> > Even the women are real men?
> Darned tootin'.
"Anything you can do I can do better!"
- Annie Get Your Gun
> > Those things are neither golden nor
> > delicious. They have the texture and
> > starchiness of green bananas and about
> > as much flavor.
> IOW typical suparmarket apple, if slightly worse. Some of the new hybrids
> aren't horrible, but that's damning things with faint praise.

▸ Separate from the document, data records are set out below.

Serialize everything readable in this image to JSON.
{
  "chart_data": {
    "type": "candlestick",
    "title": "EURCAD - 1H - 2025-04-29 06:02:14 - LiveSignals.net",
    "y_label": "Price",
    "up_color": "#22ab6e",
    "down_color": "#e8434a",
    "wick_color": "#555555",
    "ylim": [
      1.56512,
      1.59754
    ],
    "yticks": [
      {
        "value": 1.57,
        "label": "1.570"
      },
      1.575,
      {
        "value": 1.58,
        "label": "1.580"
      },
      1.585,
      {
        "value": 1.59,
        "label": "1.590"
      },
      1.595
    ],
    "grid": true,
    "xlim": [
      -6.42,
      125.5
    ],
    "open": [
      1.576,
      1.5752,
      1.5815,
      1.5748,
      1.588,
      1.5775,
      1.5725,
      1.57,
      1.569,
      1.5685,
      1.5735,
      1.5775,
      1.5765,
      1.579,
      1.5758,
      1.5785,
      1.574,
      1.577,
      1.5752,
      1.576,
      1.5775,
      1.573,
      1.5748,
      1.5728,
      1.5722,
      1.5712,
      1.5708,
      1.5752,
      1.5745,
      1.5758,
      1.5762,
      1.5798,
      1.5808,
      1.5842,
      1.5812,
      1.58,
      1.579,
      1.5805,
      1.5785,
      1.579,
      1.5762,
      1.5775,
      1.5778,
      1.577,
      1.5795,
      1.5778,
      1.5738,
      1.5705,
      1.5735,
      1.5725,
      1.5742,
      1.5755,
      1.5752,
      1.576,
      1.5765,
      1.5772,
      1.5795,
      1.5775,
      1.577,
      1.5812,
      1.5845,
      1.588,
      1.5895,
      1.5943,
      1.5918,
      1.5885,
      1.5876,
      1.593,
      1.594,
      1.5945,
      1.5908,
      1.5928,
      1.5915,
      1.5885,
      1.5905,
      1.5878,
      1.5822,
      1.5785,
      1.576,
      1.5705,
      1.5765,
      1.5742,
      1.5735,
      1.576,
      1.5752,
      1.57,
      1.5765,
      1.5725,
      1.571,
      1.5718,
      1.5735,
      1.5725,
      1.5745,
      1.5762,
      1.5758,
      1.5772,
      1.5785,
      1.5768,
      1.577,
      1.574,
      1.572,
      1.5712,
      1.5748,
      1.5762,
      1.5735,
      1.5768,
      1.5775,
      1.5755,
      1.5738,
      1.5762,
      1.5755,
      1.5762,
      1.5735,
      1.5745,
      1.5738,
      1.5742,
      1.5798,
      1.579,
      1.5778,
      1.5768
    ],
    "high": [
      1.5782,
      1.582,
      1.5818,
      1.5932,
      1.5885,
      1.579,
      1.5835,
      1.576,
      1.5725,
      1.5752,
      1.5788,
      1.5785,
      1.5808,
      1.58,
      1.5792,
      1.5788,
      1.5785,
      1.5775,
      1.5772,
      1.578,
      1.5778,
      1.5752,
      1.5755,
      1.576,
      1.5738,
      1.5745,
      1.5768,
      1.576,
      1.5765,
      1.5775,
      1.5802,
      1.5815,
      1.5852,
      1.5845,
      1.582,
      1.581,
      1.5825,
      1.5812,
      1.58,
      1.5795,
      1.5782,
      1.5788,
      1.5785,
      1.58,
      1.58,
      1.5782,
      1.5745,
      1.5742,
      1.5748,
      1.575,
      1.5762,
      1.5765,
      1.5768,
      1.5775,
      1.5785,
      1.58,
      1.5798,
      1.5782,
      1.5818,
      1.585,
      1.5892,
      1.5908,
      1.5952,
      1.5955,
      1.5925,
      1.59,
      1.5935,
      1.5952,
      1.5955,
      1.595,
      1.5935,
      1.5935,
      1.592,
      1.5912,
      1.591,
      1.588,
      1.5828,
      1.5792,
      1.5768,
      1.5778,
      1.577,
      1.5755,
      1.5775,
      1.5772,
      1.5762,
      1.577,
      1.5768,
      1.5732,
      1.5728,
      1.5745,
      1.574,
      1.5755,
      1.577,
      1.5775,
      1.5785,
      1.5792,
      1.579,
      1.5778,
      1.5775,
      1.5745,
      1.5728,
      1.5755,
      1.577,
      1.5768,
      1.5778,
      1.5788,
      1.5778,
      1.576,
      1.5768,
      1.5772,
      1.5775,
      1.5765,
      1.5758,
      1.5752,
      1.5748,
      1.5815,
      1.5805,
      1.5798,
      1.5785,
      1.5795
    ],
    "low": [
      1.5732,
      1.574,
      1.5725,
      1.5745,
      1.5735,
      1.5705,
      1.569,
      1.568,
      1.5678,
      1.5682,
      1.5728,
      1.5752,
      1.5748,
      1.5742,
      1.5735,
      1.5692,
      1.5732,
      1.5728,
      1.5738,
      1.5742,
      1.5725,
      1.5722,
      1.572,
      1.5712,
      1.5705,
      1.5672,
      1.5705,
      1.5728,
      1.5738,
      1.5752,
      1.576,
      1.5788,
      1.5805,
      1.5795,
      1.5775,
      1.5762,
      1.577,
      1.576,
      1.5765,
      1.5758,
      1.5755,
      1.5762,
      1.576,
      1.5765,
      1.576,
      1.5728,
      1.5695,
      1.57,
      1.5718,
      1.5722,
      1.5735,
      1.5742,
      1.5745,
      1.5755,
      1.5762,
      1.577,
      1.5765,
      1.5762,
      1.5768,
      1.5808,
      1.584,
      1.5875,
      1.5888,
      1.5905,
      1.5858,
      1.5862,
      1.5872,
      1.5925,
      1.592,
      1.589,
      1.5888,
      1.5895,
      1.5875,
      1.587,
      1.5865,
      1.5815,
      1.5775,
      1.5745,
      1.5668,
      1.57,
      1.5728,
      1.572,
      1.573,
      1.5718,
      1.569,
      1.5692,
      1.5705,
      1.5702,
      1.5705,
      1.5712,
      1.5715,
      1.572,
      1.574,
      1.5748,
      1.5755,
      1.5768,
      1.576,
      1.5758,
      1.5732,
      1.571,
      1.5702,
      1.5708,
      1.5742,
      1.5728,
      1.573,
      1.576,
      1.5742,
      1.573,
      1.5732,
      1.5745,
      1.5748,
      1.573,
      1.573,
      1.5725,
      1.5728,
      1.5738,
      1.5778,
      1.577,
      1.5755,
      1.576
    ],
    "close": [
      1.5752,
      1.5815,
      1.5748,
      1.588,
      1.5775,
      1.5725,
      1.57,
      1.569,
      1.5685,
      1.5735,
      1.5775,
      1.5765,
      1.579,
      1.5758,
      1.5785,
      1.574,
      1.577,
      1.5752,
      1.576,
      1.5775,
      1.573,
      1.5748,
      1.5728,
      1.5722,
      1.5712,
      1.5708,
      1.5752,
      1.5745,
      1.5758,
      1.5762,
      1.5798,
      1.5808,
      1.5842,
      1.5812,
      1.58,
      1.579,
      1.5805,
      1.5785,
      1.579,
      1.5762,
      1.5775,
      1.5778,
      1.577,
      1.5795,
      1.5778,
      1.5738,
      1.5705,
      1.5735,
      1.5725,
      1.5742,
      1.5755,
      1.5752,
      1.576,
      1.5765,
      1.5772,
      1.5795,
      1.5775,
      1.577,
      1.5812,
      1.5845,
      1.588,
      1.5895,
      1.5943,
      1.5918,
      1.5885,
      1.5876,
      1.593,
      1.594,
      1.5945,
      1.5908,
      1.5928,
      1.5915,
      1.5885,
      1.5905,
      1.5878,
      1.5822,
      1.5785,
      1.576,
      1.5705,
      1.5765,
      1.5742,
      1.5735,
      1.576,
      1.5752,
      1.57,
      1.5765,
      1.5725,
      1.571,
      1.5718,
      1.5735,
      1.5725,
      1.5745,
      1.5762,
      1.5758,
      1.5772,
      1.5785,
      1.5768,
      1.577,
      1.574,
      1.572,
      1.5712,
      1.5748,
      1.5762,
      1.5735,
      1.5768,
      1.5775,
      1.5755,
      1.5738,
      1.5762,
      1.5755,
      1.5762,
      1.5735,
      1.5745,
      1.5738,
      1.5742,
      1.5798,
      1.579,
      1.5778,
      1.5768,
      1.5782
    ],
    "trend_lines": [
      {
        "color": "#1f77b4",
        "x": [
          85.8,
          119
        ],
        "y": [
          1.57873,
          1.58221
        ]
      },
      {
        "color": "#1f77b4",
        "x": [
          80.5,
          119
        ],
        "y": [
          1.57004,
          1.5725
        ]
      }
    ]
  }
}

Among my acquaintances I can number a
family of plant breeders, two of whom
work for Cornell in that field. Talking
with them one gets the realization that
it's more difficult than it sounds, and
figuring out the market is even harder
than that. The person who gave the name
Golden Delicious to a product that would
better be named Mushy Potato must have
gotten very rich.
> > I wonder what coffee bean extract mixed
> > with fat and sugar would be like.
> Starbuck's, most likely.
I hope not: recently I had a taste of that
brand's best-selling roast, and it was
eye-openingly like dead animal crawled into
one's mouth bad.
---------- Recipe via Meal-Master (tm) v8.00
Title: Old-Fashioned Potato Soup
Categories: Penn dutch, Soups
Yield: 1 servings
8 ea Potato, cubed 1 qt Milk
1 T Butter 1 x Salt & pepper
1 ea Egg, well beaten 1/2 c Flour
1/4 c Milk
Boil the potatoes until soft. Drain off all the water. Add the milk and
heat thoroughly; season to taste. Work the butter into the flour and then
add the egg and 1/4 cup milk, using only enough milk to make mixture thin
enough to drop into the hot milk. Add to hot milk mixture. Cover the
saucepan and cook about 10 minutes. Serve at once. Source: Pennsylvania
Dutch Cook Book - Fine Old Recipes, Culinary Arts Press, 1936.